Aurora Organic Dairy has denied accusations by small-scale farm campaigning organization the Cornucopia Institute accusing it of selling milk that does not adhere to organic standards.
Aurora supplies dairy products to food manufacturers and provides many large supermarket chains with store brand organic milk, including Wal-Mart, Safeway and Target, among others. This is the second time the Cornucopia Institute has filed a complaint with the US Department of Agriculture (USDA) about Aurora’s organic standards in the past two years. But the company has repeatedly said that its organic certification is valid.
The Cornucopia Institute claims that Aurora Organic Dairy does not allow its cattle sufficient grazing on open pasture as is required by USDA organic regulations. The complaint centers on an accusation that Aurora has planted “substandard crops that are planted on an annual basis” that do not provide adequate year-round grazing. The organization also claims that the USDA has not investigated earlier allegations that it raised two years ago regarding the same Platteville, Colorado facility.
Vice president of communications for Aurora Organic Dairy Sonja Tuitele told FoodNavigator-USA.com: “These complaints are really serial allegations. They are all without merit. They are false claims that have never proven out. This is basically the same complaint as in 2007 and the USDA has declined to investigate.”

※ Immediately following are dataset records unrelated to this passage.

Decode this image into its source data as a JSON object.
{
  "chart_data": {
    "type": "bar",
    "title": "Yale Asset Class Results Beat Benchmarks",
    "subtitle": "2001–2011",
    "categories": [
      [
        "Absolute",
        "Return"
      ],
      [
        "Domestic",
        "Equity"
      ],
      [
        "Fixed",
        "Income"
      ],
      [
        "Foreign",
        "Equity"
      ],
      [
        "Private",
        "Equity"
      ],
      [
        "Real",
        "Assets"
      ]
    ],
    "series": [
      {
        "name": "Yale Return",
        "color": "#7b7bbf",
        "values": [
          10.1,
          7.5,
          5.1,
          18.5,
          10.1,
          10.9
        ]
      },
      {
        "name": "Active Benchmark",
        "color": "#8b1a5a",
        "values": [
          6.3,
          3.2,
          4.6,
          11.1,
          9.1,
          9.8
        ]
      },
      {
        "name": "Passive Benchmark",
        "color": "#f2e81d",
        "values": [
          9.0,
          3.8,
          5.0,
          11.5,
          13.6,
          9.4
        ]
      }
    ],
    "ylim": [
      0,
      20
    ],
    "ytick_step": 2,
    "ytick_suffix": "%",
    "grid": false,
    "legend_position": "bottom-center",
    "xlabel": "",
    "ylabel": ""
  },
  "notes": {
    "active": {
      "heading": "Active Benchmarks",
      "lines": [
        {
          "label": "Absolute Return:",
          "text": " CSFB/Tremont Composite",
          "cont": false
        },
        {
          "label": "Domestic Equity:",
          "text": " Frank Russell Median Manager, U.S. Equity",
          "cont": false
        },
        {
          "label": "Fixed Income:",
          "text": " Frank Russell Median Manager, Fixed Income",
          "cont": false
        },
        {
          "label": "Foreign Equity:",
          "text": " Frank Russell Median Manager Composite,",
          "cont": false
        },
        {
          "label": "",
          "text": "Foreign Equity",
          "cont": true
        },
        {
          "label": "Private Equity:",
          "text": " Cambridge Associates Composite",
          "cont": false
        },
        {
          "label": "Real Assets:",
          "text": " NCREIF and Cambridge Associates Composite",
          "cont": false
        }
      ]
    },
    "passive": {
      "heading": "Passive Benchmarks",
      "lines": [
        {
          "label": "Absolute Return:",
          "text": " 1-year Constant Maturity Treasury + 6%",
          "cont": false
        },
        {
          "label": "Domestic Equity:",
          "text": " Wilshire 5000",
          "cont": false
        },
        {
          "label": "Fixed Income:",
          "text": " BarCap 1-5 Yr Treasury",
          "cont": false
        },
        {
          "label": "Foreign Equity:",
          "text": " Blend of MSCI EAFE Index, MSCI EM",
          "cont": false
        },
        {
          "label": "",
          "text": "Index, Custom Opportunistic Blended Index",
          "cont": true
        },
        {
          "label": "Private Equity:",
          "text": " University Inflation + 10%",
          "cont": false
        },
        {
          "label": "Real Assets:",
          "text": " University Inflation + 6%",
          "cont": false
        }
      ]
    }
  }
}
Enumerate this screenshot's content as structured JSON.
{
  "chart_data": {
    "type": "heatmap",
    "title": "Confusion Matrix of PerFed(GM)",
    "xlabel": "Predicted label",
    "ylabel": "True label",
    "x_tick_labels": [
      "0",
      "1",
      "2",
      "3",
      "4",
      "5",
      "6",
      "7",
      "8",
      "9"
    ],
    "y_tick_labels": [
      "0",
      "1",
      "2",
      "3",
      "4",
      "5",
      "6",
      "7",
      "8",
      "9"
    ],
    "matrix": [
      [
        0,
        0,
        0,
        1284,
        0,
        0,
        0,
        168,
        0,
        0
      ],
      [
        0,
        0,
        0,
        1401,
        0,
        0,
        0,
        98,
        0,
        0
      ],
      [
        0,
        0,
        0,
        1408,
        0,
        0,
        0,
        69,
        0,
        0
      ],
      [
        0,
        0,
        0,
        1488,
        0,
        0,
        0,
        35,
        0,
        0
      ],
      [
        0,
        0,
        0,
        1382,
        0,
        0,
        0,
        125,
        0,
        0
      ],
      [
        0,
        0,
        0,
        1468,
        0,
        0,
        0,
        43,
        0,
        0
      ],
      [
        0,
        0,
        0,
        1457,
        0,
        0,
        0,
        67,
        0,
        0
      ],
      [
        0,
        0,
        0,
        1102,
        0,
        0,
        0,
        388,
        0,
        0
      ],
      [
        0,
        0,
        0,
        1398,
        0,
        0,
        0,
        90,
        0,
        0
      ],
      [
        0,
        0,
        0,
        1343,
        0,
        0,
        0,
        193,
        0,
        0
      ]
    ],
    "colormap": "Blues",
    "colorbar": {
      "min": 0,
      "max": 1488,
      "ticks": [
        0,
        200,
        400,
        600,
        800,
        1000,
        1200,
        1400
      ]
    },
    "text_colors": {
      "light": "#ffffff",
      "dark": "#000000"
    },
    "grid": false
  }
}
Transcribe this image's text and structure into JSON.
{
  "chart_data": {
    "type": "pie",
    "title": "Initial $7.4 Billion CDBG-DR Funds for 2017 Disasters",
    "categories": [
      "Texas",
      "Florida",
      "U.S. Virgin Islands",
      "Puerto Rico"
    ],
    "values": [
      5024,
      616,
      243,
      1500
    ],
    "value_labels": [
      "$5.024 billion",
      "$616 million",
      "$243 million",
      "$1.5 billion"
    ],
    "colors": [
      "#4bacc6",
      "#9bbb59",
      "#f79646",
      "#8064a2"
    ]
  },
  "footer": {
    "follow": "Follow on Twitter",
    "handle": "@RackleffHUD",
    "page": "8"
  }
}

Following the Cornucopia Institute’s 2007 complaint, the USDA issued a notice to the company after it found 14 alleged violations of National Organic Program rules. However, Aurora came to an agreement with the USDA that it would reduce its herd and provide its cattle with daily access to pasture during the growing season.
Aurora was accused at that time of supplying milk to retailers that did not meet organic standards, but the case was dismissed as Aurora had never lost its organic certification.
Tuitele said: “They [the Cornucopia Institute] are going after any organic dairies that have any kind of scale. Obviously, the organic regulations are scale neutral.”
Aurora says that it is subject to “annual inspections, regular monitoring, and unannounced inspections at any time” and the company received Animal Welfare Review Certification for each of its five organic dairy farms last December.